Imunofluorescência (IF)
Definição: Variante da IHQ que usa anticorpos conjugados a fluoróforos.
Observação: Permite multiplexagem visual; requer microscopia com filtros adequados.
Incubação
Definição: Tempo em que anticorpos e antígenos interagem.
Observação: Temperatura e duração influenciam intensidade da coloração.
Lamínula
Definição: Pequeno vidro que cobre o corte histológico.
Observação: Protege a amostra e facilita observação; use meio de montagem compatível com cromógeno.
Localização subcelular
Definição: Determinação se o antígeno está no núcleo, citoplasma ou membrana.
Observação: Fundamental para interpretação biológica.
Meio de montagem
Definição: Substância que fixa lamínula sobre corte.
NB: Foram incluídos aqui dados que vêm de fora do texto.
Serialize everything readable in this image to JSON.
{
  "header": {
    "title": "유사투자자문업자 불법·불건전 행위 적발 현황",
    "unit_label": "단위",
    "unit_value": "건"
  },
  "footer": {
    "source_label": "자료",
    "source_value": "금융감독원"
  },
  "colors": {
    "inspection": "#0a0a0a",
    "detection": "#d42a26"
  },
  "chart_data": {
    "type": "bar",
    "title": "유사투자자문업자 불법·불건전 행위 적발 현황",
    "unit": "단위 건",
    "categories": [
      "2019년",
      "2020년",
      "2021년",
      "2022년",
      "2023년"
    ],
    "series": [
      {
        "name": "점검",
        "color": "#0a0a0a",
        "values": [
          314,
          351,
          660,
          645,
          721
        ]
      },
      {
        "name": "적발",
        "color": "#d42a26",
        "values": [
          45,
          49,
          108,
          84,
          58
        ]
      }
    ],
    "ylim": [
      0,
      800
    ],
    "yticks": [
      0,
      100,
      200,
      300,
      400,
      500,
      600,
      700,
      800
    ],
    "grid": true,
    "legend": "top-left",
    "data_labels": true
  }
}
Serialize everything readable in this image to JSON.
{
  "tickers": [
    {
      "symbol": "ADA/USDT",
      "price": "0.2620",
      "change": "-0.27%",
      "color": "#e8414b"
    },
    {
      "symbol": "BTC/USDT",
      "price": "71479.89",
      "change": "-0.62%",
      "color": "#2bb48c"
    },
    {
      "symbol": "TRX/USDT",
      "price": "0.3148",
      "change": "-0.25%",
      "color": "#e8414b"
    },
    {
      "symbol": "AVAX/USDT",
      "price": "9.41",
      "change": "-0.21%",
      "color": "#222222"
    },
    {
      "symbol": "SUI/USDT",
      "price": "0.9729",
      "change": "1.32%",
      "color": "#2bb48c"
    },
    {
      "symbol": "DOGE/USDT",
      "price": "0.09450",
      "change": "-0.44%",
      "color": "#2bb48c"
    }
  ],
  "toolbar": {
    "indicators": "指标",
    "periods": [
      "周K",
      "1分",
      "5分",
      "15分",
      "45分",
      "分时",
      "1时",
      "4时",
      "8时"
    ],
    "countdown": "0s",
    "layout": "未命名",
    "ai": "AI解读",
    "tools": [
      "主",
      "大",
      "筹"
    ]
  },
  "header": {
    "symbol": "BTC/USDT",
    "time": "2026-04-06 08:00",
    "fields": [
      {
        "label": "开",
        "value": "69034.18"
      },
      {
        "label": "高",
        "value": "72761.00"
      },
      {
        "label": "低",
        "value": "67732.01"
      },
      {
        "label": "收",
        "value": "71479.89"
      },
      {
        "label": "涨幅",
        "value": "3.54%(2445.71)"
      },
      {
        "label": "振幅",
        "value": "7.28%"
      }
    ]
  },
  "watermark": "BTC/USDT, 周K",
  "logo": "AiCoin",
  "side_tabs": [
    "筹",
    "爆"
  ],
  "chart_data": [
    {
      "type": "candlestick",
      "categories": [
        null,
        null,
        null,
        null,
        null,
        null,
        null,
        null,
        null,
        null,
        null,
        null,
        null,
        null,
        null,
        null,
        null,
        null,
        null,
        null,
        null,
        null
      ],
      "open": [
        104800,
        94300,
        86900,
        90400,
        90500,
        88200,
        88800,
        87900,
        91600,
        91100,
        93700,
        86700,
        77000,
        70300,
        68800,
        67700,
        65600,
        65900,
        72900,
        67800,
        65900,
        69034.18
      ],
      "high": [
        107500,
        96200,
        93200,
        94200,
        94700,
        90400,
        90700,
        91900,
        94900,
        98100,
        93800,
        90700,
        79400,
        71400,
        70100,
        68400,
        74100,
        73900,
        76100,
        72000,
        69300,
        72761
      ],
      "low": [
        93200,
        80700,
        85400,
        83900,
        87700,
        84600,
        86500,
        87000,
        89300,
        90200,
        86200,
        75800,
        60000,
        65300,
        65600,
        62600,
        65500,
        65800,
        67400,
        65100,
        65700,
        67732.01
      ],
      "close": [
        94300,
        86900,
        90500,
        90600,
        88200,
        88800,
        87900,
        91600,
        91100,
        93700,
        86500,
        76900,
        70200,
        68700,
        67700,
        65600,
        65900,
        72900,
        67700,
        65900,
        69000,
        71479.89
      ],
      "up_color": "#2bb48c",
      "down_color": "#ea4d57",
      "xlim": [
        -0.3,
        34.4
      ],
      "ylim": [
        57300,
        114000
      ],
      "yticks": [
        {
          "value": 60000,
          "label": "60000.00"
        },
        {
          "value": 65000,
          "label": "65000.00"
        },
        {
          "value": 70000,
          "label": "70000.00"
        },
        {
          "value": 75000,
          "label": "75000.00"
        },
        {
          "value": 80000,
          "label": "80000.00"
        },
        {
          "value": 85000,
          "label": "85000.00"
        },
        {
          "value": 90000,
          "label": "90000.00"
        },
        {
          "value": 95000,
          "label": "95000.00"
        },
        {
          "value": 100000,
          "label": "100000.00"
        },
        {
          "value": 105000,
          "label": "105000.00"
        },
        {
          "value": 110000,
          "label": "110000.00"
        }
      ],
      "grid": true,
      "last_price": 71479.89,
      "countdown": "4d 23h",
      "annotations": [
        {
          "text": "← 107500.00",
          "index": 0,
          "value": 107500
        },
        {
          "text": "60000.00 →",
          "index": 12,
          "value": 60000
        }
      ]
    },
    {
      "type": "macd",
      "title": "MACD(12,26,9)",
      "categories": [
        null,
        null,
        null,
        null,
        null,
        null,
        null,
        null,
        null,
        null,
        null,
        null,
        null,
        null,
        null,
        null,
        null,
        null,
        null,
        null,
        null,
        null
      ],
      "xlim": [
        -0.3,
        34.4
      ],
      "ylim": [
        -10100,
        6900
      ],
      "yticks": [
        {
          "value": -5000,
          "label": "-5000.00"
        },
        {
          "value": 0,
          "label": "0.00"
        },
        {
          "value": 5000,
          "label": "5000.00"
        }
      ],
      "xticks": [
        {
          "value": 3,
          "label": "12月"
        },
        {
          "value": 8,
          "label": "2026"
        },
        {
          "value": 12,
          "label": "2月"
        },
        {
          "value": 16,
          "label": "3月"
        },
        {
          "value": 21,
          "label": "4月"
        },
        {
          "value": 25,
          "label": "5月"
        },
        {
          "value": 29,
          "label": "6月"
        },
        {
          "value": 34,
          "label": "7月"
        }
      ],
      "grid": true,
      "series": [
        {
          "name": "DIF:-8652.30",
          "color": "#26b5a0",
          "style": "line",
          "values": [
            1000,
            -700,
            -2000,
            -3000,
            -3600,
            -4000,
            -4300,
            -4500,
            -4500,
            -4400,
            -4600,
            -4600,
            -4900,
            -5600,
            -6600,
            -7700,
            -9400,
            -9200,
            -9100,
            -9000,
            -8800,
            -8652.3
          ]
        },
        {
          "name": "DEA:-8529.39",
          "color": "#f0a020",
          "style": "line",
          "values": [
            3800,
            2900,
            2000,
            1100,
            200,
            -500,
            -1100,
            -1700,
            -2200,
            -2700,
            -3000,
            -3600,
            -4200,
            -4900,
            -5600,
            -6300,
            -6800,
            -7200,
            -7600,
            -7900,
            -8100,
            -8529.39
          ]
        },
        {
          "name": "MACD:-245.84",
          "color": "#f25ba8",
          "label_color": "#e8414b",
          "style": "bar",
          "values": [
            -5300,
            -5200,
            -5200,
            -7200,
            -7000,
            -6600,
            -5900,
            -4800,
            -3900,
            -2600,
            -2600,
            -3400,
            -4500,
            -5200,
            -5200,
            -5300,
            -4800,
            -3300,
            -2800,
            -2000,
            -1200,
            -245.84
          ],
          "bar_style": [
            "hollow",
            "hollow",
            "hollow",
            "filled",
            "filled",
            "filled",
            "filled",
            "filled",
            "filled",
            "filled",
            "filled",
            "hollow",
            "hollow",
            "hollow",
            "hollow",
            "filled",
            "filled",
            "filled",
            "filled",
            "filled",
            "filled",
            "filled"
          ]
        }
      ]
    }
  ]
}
Observação: Resinoso (Entellan) ou aquoso (glicerina); escolha compatível com DAB ou AEC.
Microtomia
Definição: Corte fino do tecido (3-5 µm) para lâminas.
Observação: Cortes muito grossos dificultam penetração de anticorpos; cortes finos são ideais.
Multiplexagem
Definição: Detecção simultânea de dois ou mais antígenos em um mesmo corte.
Observação: Requer anticorpos de espécies diferentes e cromógenos distintos.
PBS-T
Definição: Tampão fosfato salino com Tween-20 usado para lavagem.
Observação: Remove anticorpos não ligados e reduz background.
Peroxidase endógena
Definição: Enzima naturalmente presente no tecido que pode reagir com o cromógeno.
Observação: Deve ser bloqueada (ex: H₂O₂) para evitar falsos positivos.
Precipitado de cromógeno
Definição: Depósito sólido que interfere na leitura do corte.
Observação: Filtrar soluções de DAB e evitar incubação excessiva.
Recuperação antigênica
Definição: Técnica para restaurar epítopos mascarados durante a fixação.
Observação: Pode ser por calor (microondas, autoclave) ou enzima; depende do antígeno.
Sensibilidade
Definição: Capacidade de detectar pequenas quantidades de antígeno.
Observação: Anticorpos policlonais geralmente mais sensíveis; monoclonais mais específicas.